Não há nada de "natural" na divisão sexual do trabalho. O fato de homens e mulheres realizarem diferentes tipos de trabalho, tanto dentro como fora da família, tem pouco a ver com biologia. Somente o processo real da gravidez é biológico, todos os outros trabalhos dentro de casa que as mulheres devem realizar - cozinhar, limpar, cuidar dos filhos e assim por diante (toda a gama de trabalhos que podemos chamar de 'trabalho doméstico') - podem igualmente ser bem feito pelos homens. Mas este trabalho é considerado "trabalho de mulheres". Essa divisão sexual do trabalho se estende até a arena 'pública' do trabalho remunerado e, novamente, isso não tem nada a ver com 'sexo' (biologia) e tudo a ver com 'gênero' (cultura). Certos tipos de trabalho são considerados 'trabalho de mulheres' e outros tipos, homens; mas mais importante é o fato de que qualquer que seja o trabalho das mulheres, elas recebem salários mais baixos e são menos valorizados (Menon, 2012, p. 11). Segundo Susan Moller Okin (2008) a discussão entre o público/ político e o privado/pessoal/doméstico dentro do pensamento político ocidental tem sido sustentada por práticas, que referem-se à distinção entre Estado e sociedade (como em propriedade pública e privada), quanto para referir-se à distinção entre vida não doméstica e vida doméstica. O que está em jogo aqui são dois conceitos que se apresentam para Okin paradigmaticamente contestados, seja o Estado (paradigmaticamente público), e a Família e a vida doméstica (paradigmaticamente privada). (Cf. Okin, 2008, p. 306).

A institucionalização social das diferenças sexuais, o que a autora denomina de gênero (Okin, 2008, p. 306) serve para elucidar essa dicotomia entre público e privado. O resultado dessa institucionalização ressoa na ideia de que homens são

vistos como, sobretudo, ligados a ocupações da esfera da vida econômica e política e responsáveis por elas, enquanto as mulheres seriam responsáveis pelas ocupações da esfera privada da domesticidade e reprodução [...] sendo assim, [...] “naturalmente inadequadas à esfera pública, dependentes dos homens e subordinadas à família (Okin, 2008, p. 308)

Esse monopólio assegura que as mulheres acabem priorizando o trabalho doméstico não pago ao invés de se arriscarem em outros trabalhos fora do lar.

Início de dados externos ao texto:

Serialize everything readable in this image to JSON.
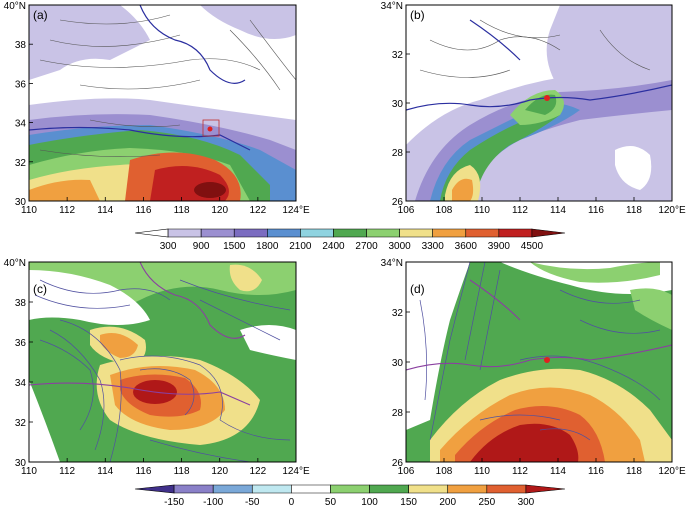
{
  "panels": [
    {
      "id": "a",
      "label": "(a)",
      "x_ticks": [
        "110",
        "112",
        "114",
        "116",
        "118",
        "120",
        "122",
        "124°E"
      ],
      "y_ticks": [
        "30",
        "32",
        "34",
        "36",
        "38",
        "40°N"
      ]
    },
    {
      "id": "b",
      "label": "(b)",
      "x_ticks": [
        "106",
        "108",
        "110",
        "112",
        "114",
        "116",
        "118",
        "120°E"
      ],
      "y_ticks": [
        "26",
        "28",
        "30",
        "32",
        "34°N"
      ]
    },
    {
      "id": "c",
      "label": "(c)",
      "x_ticks": [
        "110",
        "112",
        "114",
        "116",
        "118",
        "120",
        "122",
        "124°E"
      ],
      "y_ticks": [
        "30",
        "32",
        "34",
        "36",
        "38",
        "40°N"
      ]
    },
    {
      "id": "d",
      "label": "(d)",
      "x_ticks": [
        "106",
        "108",
        "110",
        "112",
        "114",
        "116",
        "118",
        "120°E"
      ],
      "y_ticks": [
        "26",
        "28",
        "30",
        "32",
        "34°N"
      ]
    }
  ],
  "colorbar_top": {
    "ticks": [
      "300",
      "900",
      "1500",
      "1800",
      "2100",
      "2400",
      "2700",
      "3000",
      "3300",
      "3600",
      "3900",
      "4500"
    ],
    "colors": [
      "#ffffff",
      "#c9c3e6",
      "#9b8fd0",
      "#7b6cc0",
      "#5a8fd0",
      "#8fd3e0",
      "#50a850",
      "#8cd070",
      "#f0e08a",
      "#f0a040",
      "#e06030",
      "#c02020",
      "#801010"
    ]
  },
  "colorbar_bottom": {
    "ticks": [
      "-150",
      "-100",
      "-50",
      "0",
      "50",
      "100",
      "150",
      "200",
      "250",
      "300"
    ],
    "colors": [
      "#40308a",
      "#8a80c8",
      "#7aa8d8",
      "#bfe8f0",
      "#ffffff",
      "#8cd070",
      "#50a850",
      "#f0e08a",
      "#f0a040",
      "#e06030",
      "#b01818"
    ]
  }
}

A divisão sexual do trabalho não só delimita os papeis sociais de homens e mulheres, mas limita o horizonte de escolhas que as mulheres têm ao não optar pela responsabilidade primeira – ser mãe-. No entanto,

Seja na escolha da carreira ou na capacidade de participar na política (sindicatos, eleições), as mulheres aprendem quando muito jovens a limitar suas ambições. Essa autolimitação é o que produz o chamado "teto de vidro", o nível acima do qual as mulheres profissionais raramente se elevam; ou a 'trilha da mãe', a carreira mais lenta para cima, enquanto as mulheres deixam de lado alguns dos anos produtivos de suas vidas para cuidar dos filhos. (Menon, 2012, p. 14).

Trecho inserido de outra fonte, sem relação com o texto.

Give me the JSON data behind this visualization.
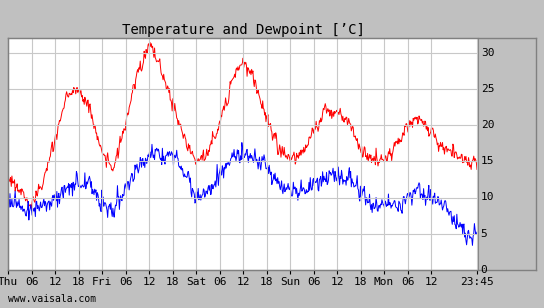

A responsabilidade construída sobre a maternidade e o trabalho doméstico não pago é cerceado também pela reprodução da instituição familiar. O que eu percebi através do meu campo é que muitas das mulheres com as quais eu interagi não contribuíram para a reprodução desses papeis sociais, ou contribuíram parcialmente, visto que assumem posições de “chefes de família” dentro da instituição familiar, fazendo do lugar do doméstico também político, tornando esses dois domínios muito mais porosos do que imaginamos.

Okin chama atenção para a defesa das feministas do século XIX em questionar o papel da mulher dentro da esfera doméstica “O pessoal é político” era o slogan das feministas radicais que defendiam a família como a raiz da opressão da mulher para fazer frente a convencional dicotomia liberal entre público/doméstico (Cf. Okin, 2008, p. 318). Certamente não fora essa crítica que desmantelou o sistema de opressão de gênero. A vida social não é convincentemente determinada por duas esferas separadas e distintas. Se existe algo além do público e do privado, essa associação mais ou menos universal, está sujeita a mudanças porque resulta, assim como o gênero, a uma série de “fatores complexos”.